As soon as I looked at that sweet little face, I felt sure that I was making a new acquaintance. I thought he was probably a mining bee, but I couldn’t think of one with such extensive yellow facial markings, and I was sure I’d never photographed anything quite like it before. I was, as it turned out, right on both counts: he’s a large meadow mining bee, Andrena labialis, and I have no previous photos or records of this species.

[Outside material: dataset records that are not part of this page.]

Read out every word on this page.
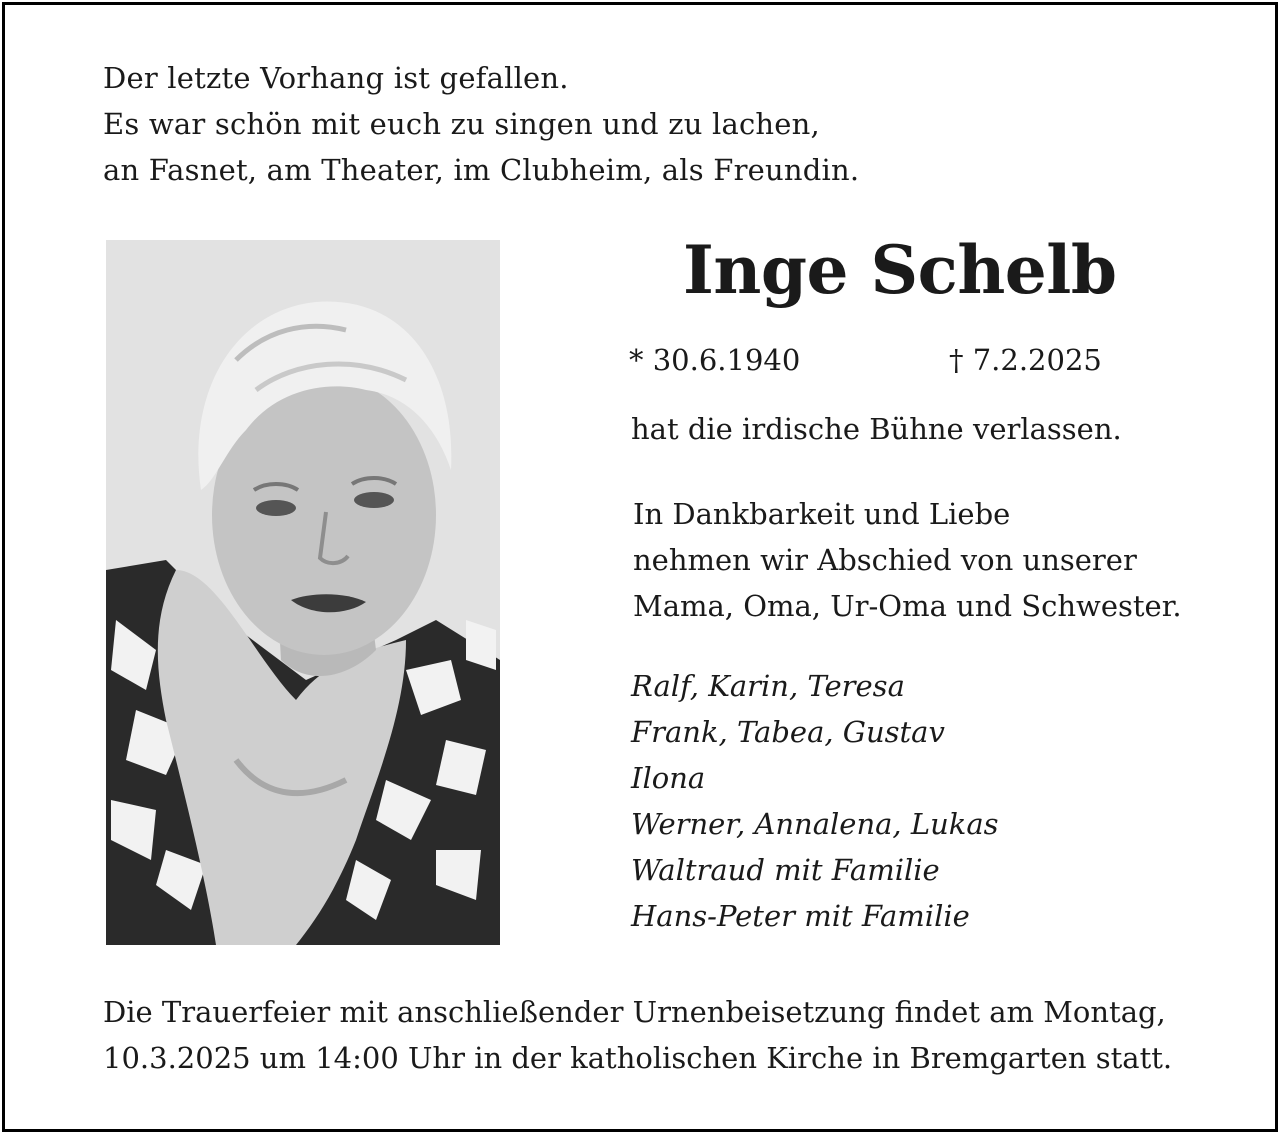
Der letzte Vorhang ist gefallen.
Es war schön mit euch zu singen und zu lachen,
an Fasnet, am Theater, im Clubheim, als Freundin.
Inge Schelb
* 30.6.1940	† 7.2.2025
hat die irdische Bühne verlassen.
In Dankbarkeit und Liebe
nehmen wir Abschied von unserer
Mama, Oma, Ur-Oma und Schwester.
Ralf, Karin, Teresa
Frank, Tabea, Gustav
Ilona
Werner, Annalena, Lukas
Waltraud mit Familie
Hans-Peter mit Familie
Die Trauerfeier mit anschließender Urnenbeisetzung findet am Montag,
10.3.2025 um 14:00 Uhr in der katholischen Kirche in Bremgarten statt.
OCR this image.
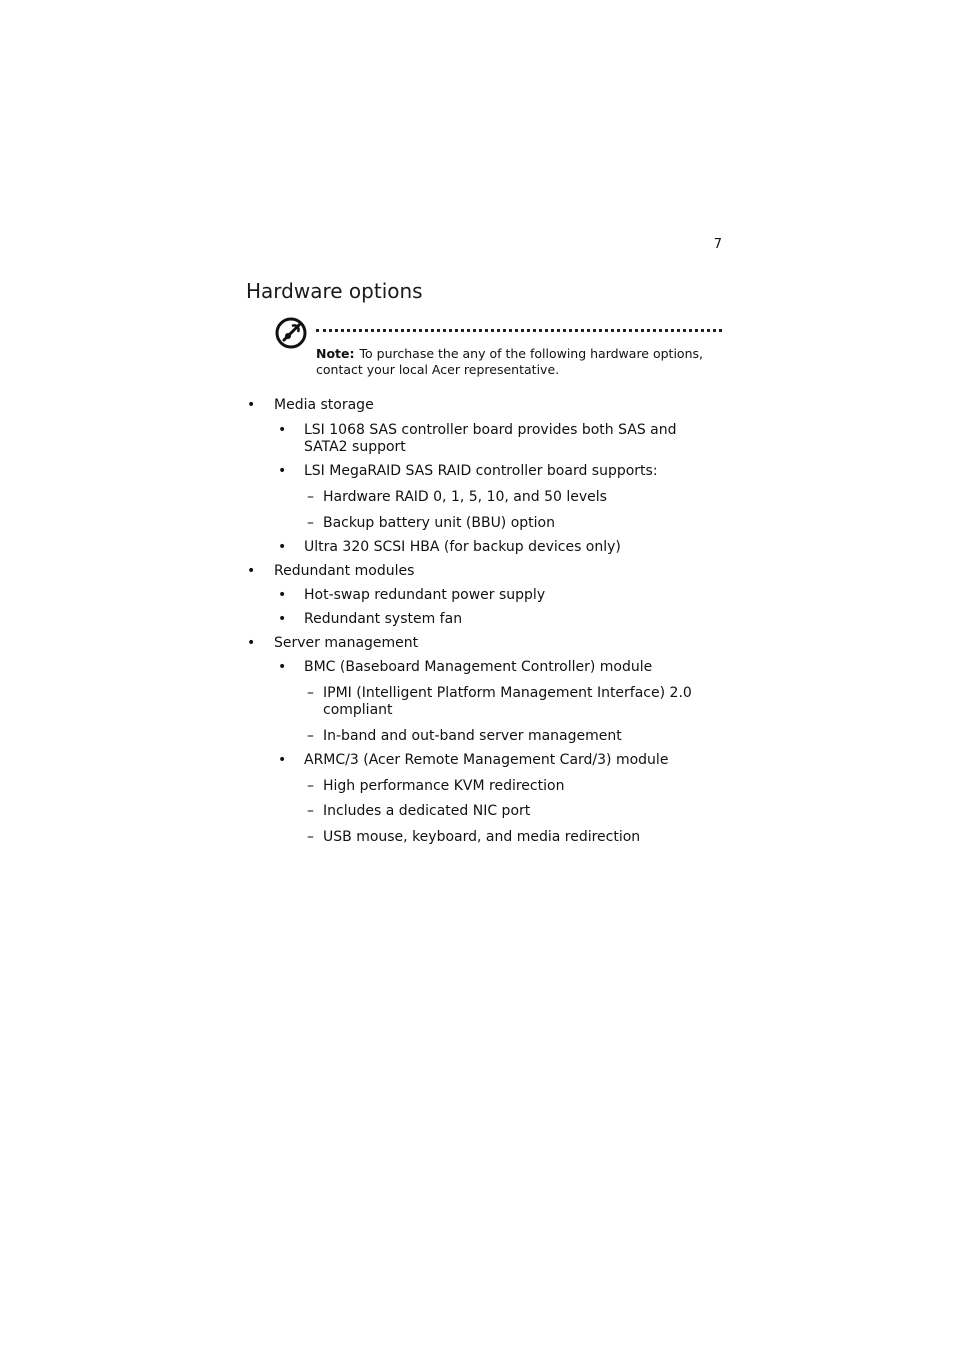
7
Hardware options
Note: To purchase the any of the following hardware options, contact your local Acer representative.
• Media storage
• LSI 1068 SAS controller board provides both SAS and SATA2 support
• LSI MegaRAID SAS RAID controller board supports:
– Hardware RAID 0, 1, 5, 10, and 50 levels
– Backup battery unit (BBU) option
• Ultra 320 SCSI HBA (for backup devices only)
• Redundant modules
• Hot-swap redundant power supply
• Redundant system fan
• Server management
• BMC (Baseboard Management Controller) module
– IPMI (Intelligent Platform Management Interface) 2.0 compliant
– In-band and out-band server management
• ARMC/3 (Acer Remote Management Card/3) module
– High performance KVM redirection
– Includes a dedicated NIC port
– USB mouse, keyboard, and media redirection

According to Steven Falk, A. labialis is “a species of legume-rich habitats including clover-rich pasture, old quarries, brownfield sites and woodland rides and clearings. It flies from May to July and gathers pollen from legumes such as clovers, vetches and bird’s-foot trefoils.” (By the way, the word “large” in the common name refers to the size of the bee – around 13mm, which is quite big for a mining bee – and not the size of the meadow.) NatureSpot states that it’s a widespread but local species in Southern England, becoming sparser in the Midlands and into Wales, with few records from Northern England and none from Scotland or Ireland. But neither they nor BWARS say much more about it, and I get the impression that it may be under-investigated and under-reported.
Why a grassland bee with an appetite for pea flowers should have turned up in my garden is a mystery. But given that he did, I’m happy to have met him, and pleased to be able to list him as my thirty first bee of 2023.